This may come as a shock to some of you, but it is an undeniable fact that I am privileged to have a visible physical disability.
I, quite honestly, didn’t think that would ever be something I would admit either, considering that I have encountered ableism since I was a toddler, but the complicated thing about disability is that it is all-encompassing and doesn’t exclusively apply to individuals who have visible challenges. It is one that belongs just as equally to those with invisible disabilities. And because these individuals live with conditions that aren’t noticeable to the naked eye, they are experiences contrived of more hurtful stigmatizations and blatant ableism at the hands of others who are blissfully unaware of the challenges they face as well as the weight that their words hold.
Within the disability community, it often goes without saying that those with visible disabilities have a very different day-to-day experience when it comes to encountering societal stigmatizations than those with invisible disabilities. But for those that don’t live it, the contrasts are not so apparent.
Because my disability began to take hold of my mobility when I was still a baby, no one had to explain my limitations to me. I grew up knowing I was different. And at first, it didn’t bother me. In fact, I adored the attention that it garnered me.
When I was a child, I began experiencing firsthand the reactions that people would have whenever I entered into a public setting. The staring then quickly averting their eyes whenever I attempted to make eye contact, the pointing and innocent questions of children who were younger than I as their parents yanked them away while mumbling a half-hearted apology to my mom or dad.
At the time, their responses didn’t insult me because I didn’t know what they were. However, that all changed when I became a teenager and was able to acknowledge that they were not positive, which allowed me to become more hypersensitive to peoples’ reactions.
What bothered me was not the staring and the questions, but the fact that these people refused to acknowledge me as a person. Given the chance, I would have been more than happy to explain my disability to anyone who asked instead of them making assumptions. This has been something that I’ve encountered all my life, and as I’ve gotten older, I’ve become more numb to it.
Before starting my journey of writing about my experiences, I had fully accepted it as something that I would always have to deal with. But now I know that does not have to be the case — that it is possible to educate people on hurtful stigmas which they perpetuate, as long as they’re willing to listen.
But sometimes people are only willing to listen and be accepting to a degree. Those with invisible disabilities are often the ones who face the burden of constantly having to explain their disabilities to people and having to deal with their wide array of reactions upon learning something deeply personal about them.
A friend of mine from high school, Tiffany Cavanaugh and I recently had a conversation about the challenges surrounding those with invisible disabilities. Cavanaugh, 23, is an autistic person who has amassed almost 10,000 followers on TikTok by being open and sharing stories about her disability on the platform. But her journey to become the woman she is today has not been devoid of challenges that she’s had to overcome. She has experienced ableism since the time of her diagnosis, when she was just 5.

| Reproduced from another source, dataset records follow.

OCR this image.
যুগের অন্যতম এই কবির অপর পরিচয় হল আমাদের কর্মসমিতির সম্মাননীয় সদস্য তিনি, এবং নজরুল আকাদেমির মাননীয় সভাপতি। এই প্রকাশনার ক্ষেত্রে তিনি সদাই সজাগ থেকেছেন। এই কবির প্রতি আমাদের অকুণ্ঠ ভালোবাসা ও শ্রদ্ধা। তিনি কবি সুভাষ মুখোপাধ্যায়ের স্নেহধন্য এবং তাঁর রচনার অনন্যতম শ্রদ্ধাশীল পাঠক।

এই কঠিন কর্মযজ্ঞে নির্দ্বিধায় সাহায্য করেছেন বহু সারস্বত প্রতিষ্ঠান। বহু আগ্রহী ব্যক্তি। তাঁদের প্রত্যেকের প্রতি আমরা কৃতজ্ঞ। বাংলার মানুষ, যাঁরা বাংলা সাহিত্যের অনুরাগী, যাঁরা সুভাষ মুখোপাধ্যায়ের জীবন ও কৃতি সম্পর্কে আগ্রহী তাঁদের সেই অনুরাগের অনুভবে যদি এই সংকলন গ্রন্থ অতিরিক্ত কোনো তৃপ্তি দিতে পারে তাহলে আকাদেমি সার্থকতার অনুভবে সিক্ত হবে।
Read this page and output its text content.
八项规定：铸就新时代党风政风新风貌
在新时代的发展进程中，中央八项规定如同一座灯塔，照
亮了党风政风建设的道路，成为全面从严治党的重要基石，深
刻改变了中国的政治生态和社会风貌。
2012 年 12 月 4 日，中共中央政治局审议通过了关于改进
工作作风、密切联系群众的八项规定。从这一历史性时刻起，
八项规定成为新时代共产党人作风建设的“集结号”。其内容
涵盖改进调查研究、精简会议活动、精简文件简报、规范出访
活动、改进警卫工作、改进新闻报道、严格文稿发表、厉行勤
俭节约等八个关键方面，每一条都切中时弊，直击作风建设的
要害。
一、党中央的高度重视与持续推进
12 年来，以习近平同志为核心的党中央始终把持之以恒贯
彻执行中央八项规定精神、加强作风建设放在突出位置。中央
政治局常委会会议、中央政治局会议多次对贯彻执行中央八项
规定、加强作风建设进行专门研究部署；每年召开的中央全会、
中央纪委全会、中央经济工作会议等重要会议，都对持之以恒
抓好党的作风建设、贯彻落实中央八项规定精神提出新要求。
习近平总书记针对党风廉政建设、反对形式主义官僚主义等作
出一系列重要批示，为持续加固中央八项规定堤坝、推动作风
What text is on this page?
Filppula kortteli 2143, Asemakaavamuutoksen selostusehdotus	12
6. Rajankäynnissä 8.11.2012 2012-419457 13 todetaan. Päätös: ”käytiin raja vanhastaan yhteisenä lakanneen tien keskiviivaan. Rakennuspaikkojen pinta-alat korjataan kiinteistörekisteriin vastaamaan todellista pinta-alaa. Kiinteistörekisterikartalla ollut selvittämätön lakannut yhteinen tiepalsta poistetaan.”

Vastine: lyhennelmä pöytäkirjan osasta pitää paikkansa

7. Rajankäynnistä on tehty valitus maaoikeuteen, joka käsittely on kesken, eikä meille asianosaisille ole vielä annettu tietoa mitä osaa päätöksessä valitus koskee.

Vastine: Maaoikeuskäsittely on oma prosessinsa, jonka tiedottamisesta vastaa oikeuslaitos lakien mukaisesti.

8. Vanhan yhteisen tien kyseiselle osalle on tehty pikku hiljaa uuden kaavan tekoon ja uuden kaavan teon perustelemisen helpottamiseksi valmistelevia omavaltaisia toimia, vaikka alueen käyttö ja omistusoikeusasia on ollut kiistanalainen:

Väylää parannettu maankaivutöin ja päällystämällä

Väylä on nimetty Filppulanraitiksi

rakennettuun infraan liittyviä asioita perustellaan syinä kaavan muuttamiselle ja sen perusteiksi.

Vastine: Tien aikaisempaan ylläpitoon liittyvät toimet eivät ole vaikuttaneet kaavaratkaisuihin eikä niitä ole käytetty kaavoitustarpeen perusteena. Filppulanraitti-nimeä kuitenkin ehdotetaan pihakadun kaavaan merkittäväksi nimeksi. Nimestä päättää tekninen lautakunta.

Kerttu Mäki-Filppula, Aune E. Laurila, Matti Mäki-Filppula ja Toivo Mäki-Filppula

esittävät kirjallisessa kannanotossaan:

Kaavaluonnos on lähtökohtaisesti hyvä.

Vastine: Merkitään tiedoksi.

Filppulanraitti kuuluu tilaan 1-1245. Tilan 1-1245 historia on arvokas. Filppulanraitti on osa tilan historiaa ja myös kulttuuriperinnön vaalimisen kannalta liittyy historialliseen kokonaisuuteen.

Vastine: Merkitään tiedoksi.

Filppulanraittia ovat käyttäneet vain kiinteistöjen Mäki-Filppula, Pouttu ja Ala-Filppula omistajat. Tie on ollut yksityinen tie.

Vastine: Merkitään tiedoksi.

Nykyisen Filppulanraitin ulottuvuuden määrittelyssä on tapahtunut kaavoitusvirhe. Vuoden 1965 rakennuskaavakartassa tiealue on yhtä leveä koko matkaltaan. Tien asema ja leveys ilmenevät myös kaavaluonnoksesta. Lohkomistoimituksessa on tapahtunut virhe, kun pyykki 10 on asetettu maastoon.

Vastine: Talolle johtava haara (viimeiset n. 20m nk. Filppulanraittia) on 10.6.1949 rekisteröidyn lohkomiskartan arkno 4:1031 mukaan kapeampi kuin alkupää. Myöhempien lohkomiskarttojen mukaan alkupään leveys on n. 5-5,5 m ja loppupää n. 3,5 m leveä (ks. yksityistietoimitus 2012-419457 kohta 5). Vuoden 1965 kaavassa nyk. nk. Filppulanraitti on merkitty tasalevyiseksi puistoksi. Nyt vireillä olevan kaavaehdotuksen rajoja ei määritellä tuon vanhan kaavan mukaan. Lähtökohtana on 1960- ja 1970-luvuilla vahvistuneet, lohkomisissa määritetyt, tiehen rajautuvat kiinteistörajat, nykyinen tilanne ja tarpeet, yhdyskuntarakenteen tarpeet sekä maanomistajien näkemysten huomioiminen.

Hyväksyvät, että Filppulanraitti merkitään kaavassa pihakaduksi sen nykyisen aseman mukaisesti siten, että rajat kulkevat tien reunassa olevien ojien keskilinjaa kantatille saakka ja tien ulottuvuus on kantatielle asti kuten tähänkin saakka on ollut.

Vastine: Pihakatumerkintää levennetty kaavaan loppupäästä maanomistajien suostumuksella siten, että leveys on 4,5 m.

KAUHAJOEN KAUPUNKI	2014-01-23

“Before I was diagnosed, my family kept asking doctors what was ‘wrong’ with me. They said I was fine and that I was too pretty and cute to have something ‘wrong’ with me. They even blamed my family for ‘cold parenting.’ It wasn’t until a doctor, who wasn’t a regular doctor, said I should go get tested. My parents had never heard of autism until I was diagnosed,” Cavanaugh says.
Cavanaugh’s parents explained her diagnosis to her when she was in elementary school, but she admits that she wasn’t able to fully comprehend her diagnosis until she was in middle school and researched autism herself. This led her to officially “come out” to her peers during a school presentation when she was in eighth grade in response to the question of why she was put on this Earth.
Her close friends and family members already knew about her diagnosis, but when she revealed her diagnosis to her classmates, she was incredibly nervous about the responses she would receive. Thankfully, it was overall positive and accepting. But she did receive comments that were unsettling to her.
“Some comments that I did receive, and still do today, are: I don’t ‘look’ or ‘act’ autistic, that they didn’t notice I was autistic, that they are sorry for me, that I’m so ‘high functioning’ that they are proud of me overcoming my autism, that I have grown out of autism, that ‘everyone is a little autistic’, that I am an inspiration for being autistic, etc,” Cavanaugh says. “Comments like that always felt weird and uncomfortable for me.”
Cavanaugh does acknowledge that people’s intrusive reactions are one of the most tiring aspects of having an invisible disability along with having to repeatedly disclose her diagnosis to new people.
“It’s not so much about telling new people that bothers me, it is the responses that I get from people that is tiring. … Very few times people will say, ‘Oh wow, that’s awesome!’, and then ask respectful questions,” Cavanaugh says.
Many who encounter people with disabilities, whether visible or invisible, have a habit of saying inappropriate things and approaching us like we’re spectacles rather than humans. The fact that we’re presumably different from everyone else is one of the most damaging misconceptions out there–because it is not true in the slightest.
Like everyone else, we are humans who are deserving of respect.
Gazette columnist Joanna Buoniconti is a recent graduate from UMass Amherst and is excited to see what this next chapter holds for her.